Starbucks’ new Holiday Cup urges customers to ‘Give Good’ this holiday season, but cups will go straight into the trash
November 1, 2017
“Better Cup” campaign calling on Starbucks to live up to its failed 2008 promise to make a 100% recyclable paper cup.
Today, Starbucks released its annual Holiday Cup, with a message encouraging its customers to “Give Good” to others this holiday season.
In response, Stand.earth calls on dedicated customers, social media mavens, and industry reporters alike to look past the coffee giant’s holiday marketing hype and toward the company’s disappointing lack of leadership on true environmental issues like sustainability.
Stand.earth is running a “Better Cup” campaign calling on Starbucks to live up to its failed 2008 promise to make a 100% recyclable paper cup.
“Starbucks is the biggest coffee company in the world, yet their paper cups are not recyclable in most cities,” said Ross Hammond of Stand.earth. “How can Starbucks follow through on its own marketing hype to ‘Give Good’ this holiday season, when it’s sending more than 4 billion cups to the dump? Starbucks’ real holiday motto should be ‘Do Bad’ to forests, and Starbucks CEO Kevin Johnson deserves nothing but lumps of coal in his stocking.”

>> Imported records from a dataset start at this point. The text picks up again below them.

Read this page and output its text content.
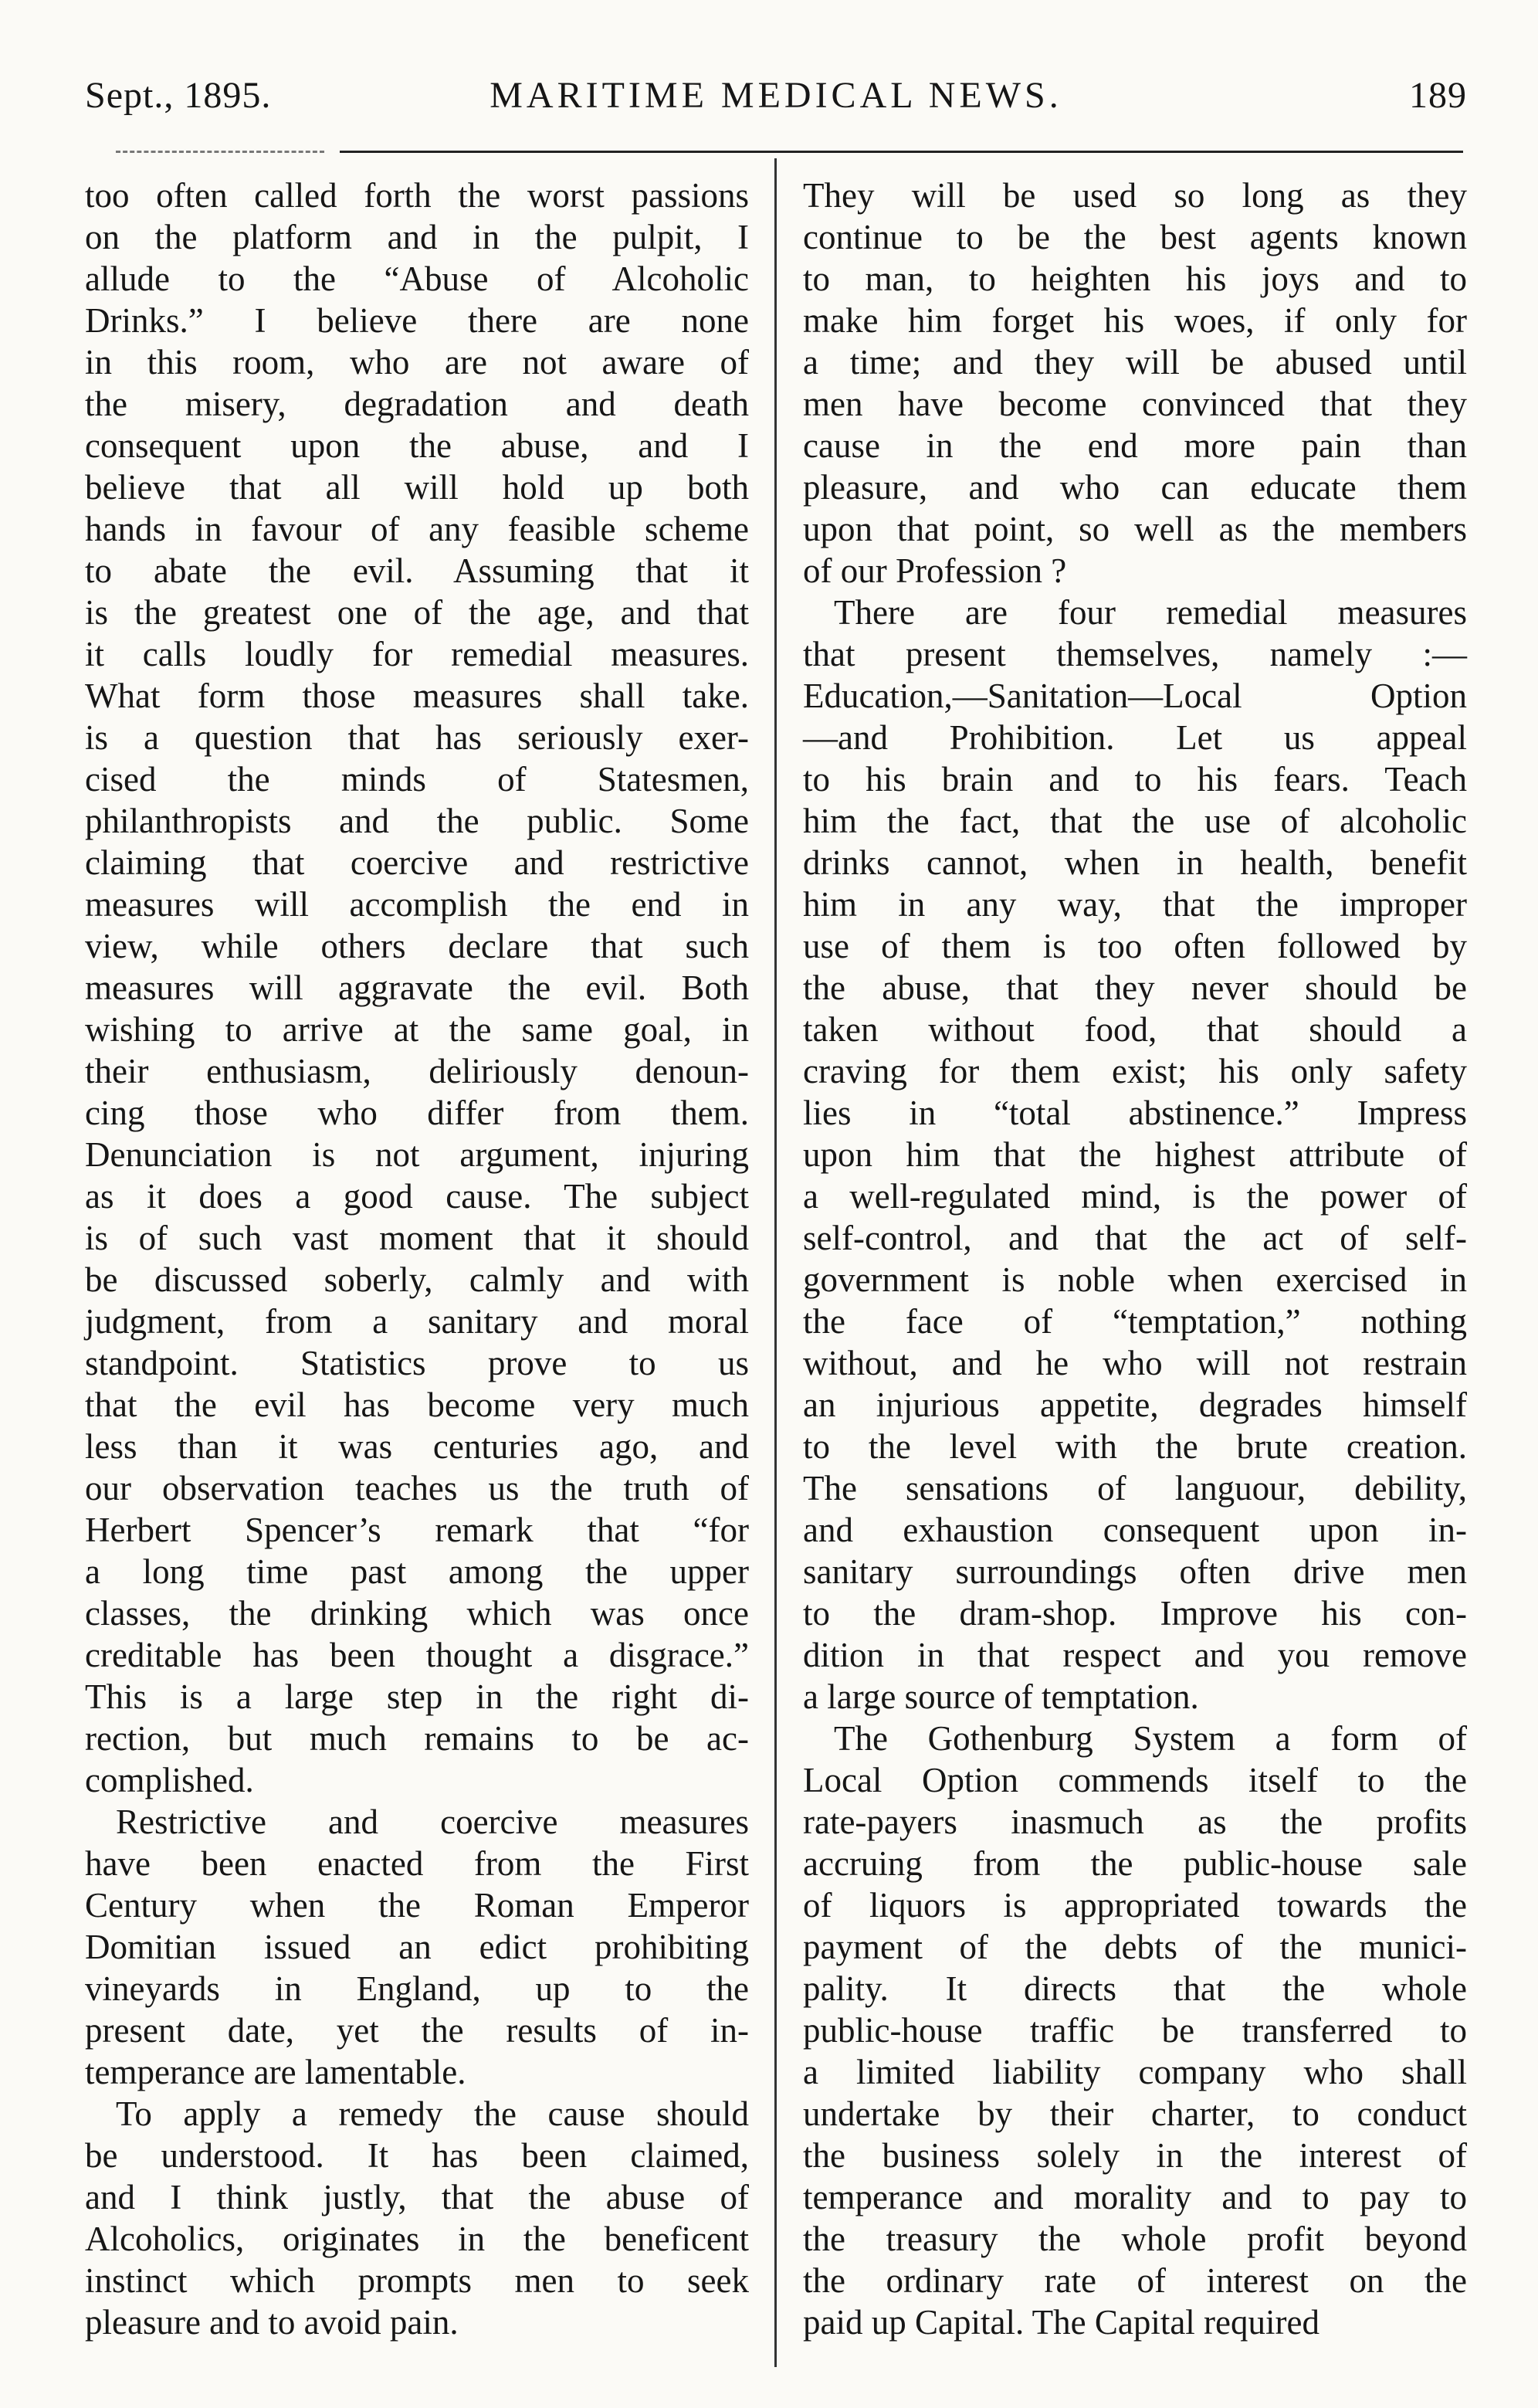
Sept., 1895.	MARITIME MEDICAL NEWS.	189
too often called forth the worst passions
on the platform and in the pulpit, I
allude to the “Abuse of Alcoholic
Drinks.” I believe there are none
in this room, who are not aware of
the misery, degradation and death
consequent upon the abuse, and I
believe that all will hold up both
hands in favour of any feasible scheme
to abate the evil. Assuming that it
is the greatest one of the age, and that
it calls loudly for remedial measures.
What form those measures shall take.
is a question that has seriously exer-
cised the minds of Statesmen,
philanthropists and the public. Some
claiming that coercive and restrictive
measures will accomplish the end in
view, while others declare that such
measures will aggravate the evil. Both
wishing to arrive at the same goal, in
their enthusiasm, deliriously denoun-
cing those who differ from them.
Denunciation is not argument, injuring
as it does a good cause. The subject
is of such vast moment that it should
be discussed soberly, calmly and with
judgment, from a sanitary and moral
standpoint. Statistics prove to us
that the evil has become very much
less than it was centuries ago, and
our observation teaches us the truth of
Herbert Spencer’s remark that “for
a long time past among the upper
classes, the drinking which was once
creditable has been thought a disgrace.”
This is a large step in the right di-
rection, but much remains to be ac-
complished.
Restrictive and coercive measures
have been enacted from the First
Century when the Roman Emperor
Domitian issued an edict prohibiting
vineyards in England, up to the
present date, yet the results of in-
temperance are lamentable.
To apply a remedy the cause should
be understood. It has been claimed,
and I think justly, that the abuse of
Alcoholics, originates in the beneficent
instinct which prompts men to seek
pleasure and to avoid pain.
They will be used so long as they
continue to be the best agents known
to man, to heighten his joys and to
make him forget his woes, if only for
a time; and they will be abused until
men have become convinced that they
cause in the end more pain than
pleasure, and who can educate them
upon that point, so well as the members
of our Profession ?
There are four remedial measures
that present themselves, namely :—
Education,—Sanitation—Local Option
—and Prohibition. Let us appeal
to his brain and to his fears. Teach
him the fact, that the use of alcoholic
drinks cannot, when in health, benefit
him in any way, that the improper
use of them is too often followed by
the abuse, that they never should be
taken without food, that should a
craving for them exist; his only safety
lies in “total abstinence.” Impress
upon him that the highest attribute of
a well-regulated mind, is the power of
self-control, and that the act of self-
government is noble when exercised in
the face of “temptation,” nothing
without, and he who will not restrain
an injurious appetite, degrades himself
to the level with the brute creation.
The sensations of languour, debility,
and exhaustion consequent upon in-
sanitary surroundings often drive men
to the dram-shop. Improve his con-
dition in that respect and you remove
a large source of temptation.
The Gothenburg System a form of
Local Option commends itself to the
rate-payers inasmuch as the profits
accruing from the public-house sale
of liquors is appropriated towards the
payment of the debts of the munici-
pality. It directs that the whole
public-house traffic be transferred to
a limited liability company who shall
undertake by their charter, to conduct
the business solely in the interest of
temperance and morality and to pay to
the treasury the whole profit beyond
the ordinary rate of interest on the
paid up Capital. The Capital required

Most Starbucks customers assume their paper cups are recyclable, but this is not true in most cases. Stand.earth’s 2017 report, “Trashed: The Secret of the Starbucks Cup”, explains how Starbucks cups cannot be processed in most recycling facilities because of their plastic lining. Instead, most of the cups Starbucks serves annually end up in landfills. Starbucks cups are accepted for recycling in some major cities — including Seattle, New York City, San Francisco, and Washington, D.C. — but the percentage of cups that successfully make it through the entire recycling process remains unclear.
Starbucks serves 4+ billion paper cups a year, which means that every minute, more than 8,000 paper cups go straight into the trash.
As part of the “Better Cup” campaign, Stand.earth regularly parades its beloved Cup Monster throughout Seattle to bring attention to Starbucks’ failed promise to create a 100% recyclable cup by 2015. The Cup Monster has made several Seattle appearances in recent months, including the Starbucks shareholder meeting in March, the Seafair Festival in July (which is sponsored by Starbucks), the Geekwire Summit in October (where CEO Kevin Johnson took the stage), and at Starbucks Headquarters on Halloween.
In October 2017, a shareholder resolution was filed by As You Sow, a nonprofit foundation that promotes corporate social responsibility, asking Starbucks to recommit to its 2008 goals to make a recyclable paper cup and increase the use of reusable mugs.